Sixteen years ago, I sat down in an airless cabin on a sailboat in Sag Harbor with paper and pen to escape spending time with a husband I did not love. Why am I telling you this? Because, my dear son, perhaps by saying it out loud—that I did not love him—I can help make sense of why you are where you are now.
Right now you are on the eighth floor of the Resnick Neuropsychiatric Hospital at UCLA. The eighth floor is that floor. For the despondent, for the likes of Virginia Woolf. It’s the floor where at 3:45 p.m. an amoeba of strangers pulsates, waiting for the doors to open. We make glassy-sad-terror eye contact, appropriate for those unsure of who we’ll see once we get to our loved ones’ rooms. On the hour, the orderly lets us in, two visitors at a time. Some come with snacks. I did not know to do this on the first day. Now I come with gummy bears, per your instructions.

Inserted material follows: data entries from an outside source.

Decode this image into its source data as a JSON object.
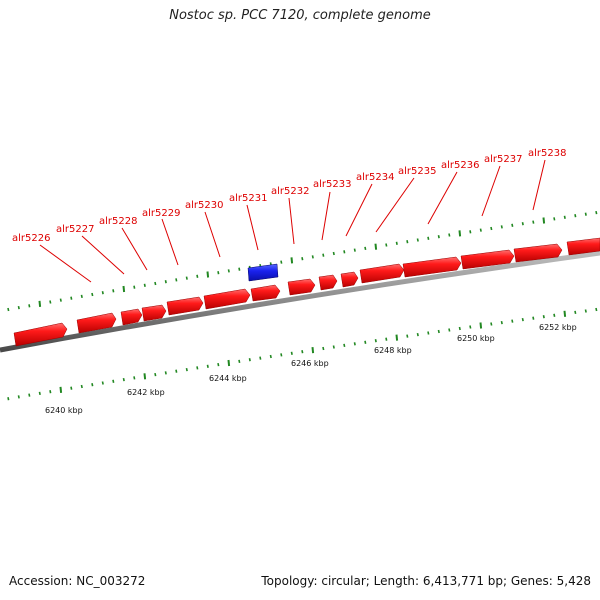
{
  "title": "Nostoc sp. PCC 7120, complete genome",
  "accession": "Accession: NC_003272",
  "topology": "Topology: circular; Length: 6,413,771 bp; Genes: 5,428",
  "colors": {
    "forward_gene": "#ee1111",
    "reverse_gene": "#1122dd",
    "backbone": "#888888",
    "ticks": "#228822",
    "gene_label": "#dd0000"
  },
  "gene_labels": [
    "alr5226",
    "alr5227",
    "alr5228",
    "alr5229",
    "alr5230",
    "alr5231",
    "alr5232",
    "alr5233",
    "alr5234",
    "alr5235",
    "alr5236",
    "alr5237",
    "alr5238"
  ],
  "scale_labels": [
    "6240 kbp",
    "6242 kbp",
    "6244 kbp",
    "6246 kbp",
    "6248 kbp",
    "6250 kbp",
    "6252 kbp"
  ]
}
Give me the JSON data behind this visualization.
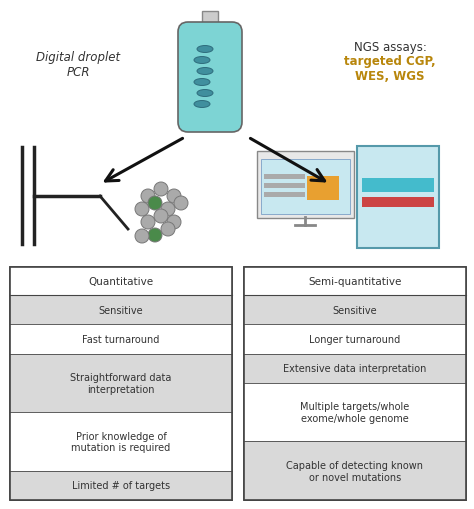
{
  "bg_color": "#ffffff",
  "fig_width": 4.74,
  "fig_height": 5.1,
  "dpi": 100,
  "left_label_line1": "Digital droplet",
  "left_label_line2": "PCR",
  "ngs_line1": "NGS assays:",
  "ngs_line2": "targeted CGP,",
  "ngs_line3": "WES, WGS",
  "left_box": {
    "title": "Quantitative",
    "rows": [
      {
        "text": "Sensitive",
        "shaded": true
      },
      {
        "text": "Fast turnaround",
        "shaded": false
      },
      {
        "text": "Straightforward data\ninterpretation",
        "shaded": true
      },
      {
        "text": "Prior knowledge of\nmutation is required",
        "shaded": false
      },
      {
        "text": "Limited # of targets",
        "shaded": true
      }
    ]
  },
  "right_box": {
    "title": "Semi-quantitative",
    "rows": [
      {
        "text": "Sensitive",
        "shaded": true
      },
      {
        "text": "Longer turnaround",
        "shaded": false
      },
      {
        "text": "Extensive data interpretation",
        "shaded": true
      },
      {
        "text": "Multiple targets/whole\nexome/whole genome",
        "shaded": false
      },
      {
        "text": "Capable of detecting known\nor novel mutations",
        "shaded": true
      }
    ]
  },
  "shaded_color": "#d9d9d9",
  "white_color": "#ffffff",
  "border_color": "#444444",
  "text_color": "#333333",
  "title_fontsize": 7.5,
  "row_fontsize": 7.0,
  "label_fontsize": 8.5,
  "ngs_color_line1": "#333333",
  "ngs_color_line23": "#b8860b",
  "arrow_color": "#111111",
  "tube_color": "#7dd4d4",
  "tube_neck_color": "#dddddd",
  "droplet_gray": "#aaaaaa",
  "droplet_green": "#4a8a4a",
  "droplet_positions": [
    [
      148,
      197,
      false
    ],
    [
      161,
      190,
      false
    ],
    [
      174,
      197,
      false
    ],
    [
      142,
      210,
      false
    ],
    [
      155,
      204,
      true
    ],
    [
      168,
      210,
      false
    ],
    [
      181,
      204,
      false
    ],
    [
      148,
      223,
      false
    ],
    [
      161,
      217,
      false
    ],
    [
      174,
      223,
      false
    ],
    [
      155,
      236,
      true
    ],
    [
      168,
      230,
      false
    ],
    [
      142,
      237,
      false
    ]
  ]
}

It’s the floor where you sit in your yellow hospital gown, handwriting homework assignments that you insist I email to your professors three thousand miles away. Where you pace back and forth like a caged panther. Occasionally you wear the gown without the barrier of the long-sleeved shirts I bring you, and I can see the tattoo on your left forearm. The Jerusalem cross. I gasped the first time I saw it when I picked you up at the airport last month, flashing defiantly at me, bringing the message of God to this corner of the world. I said nothing. This is what mothers do when we do not know how to mother: we stuff our words down into our bellies. Many women my age complain of bloat, but really it’s a condition of parenting without a manual.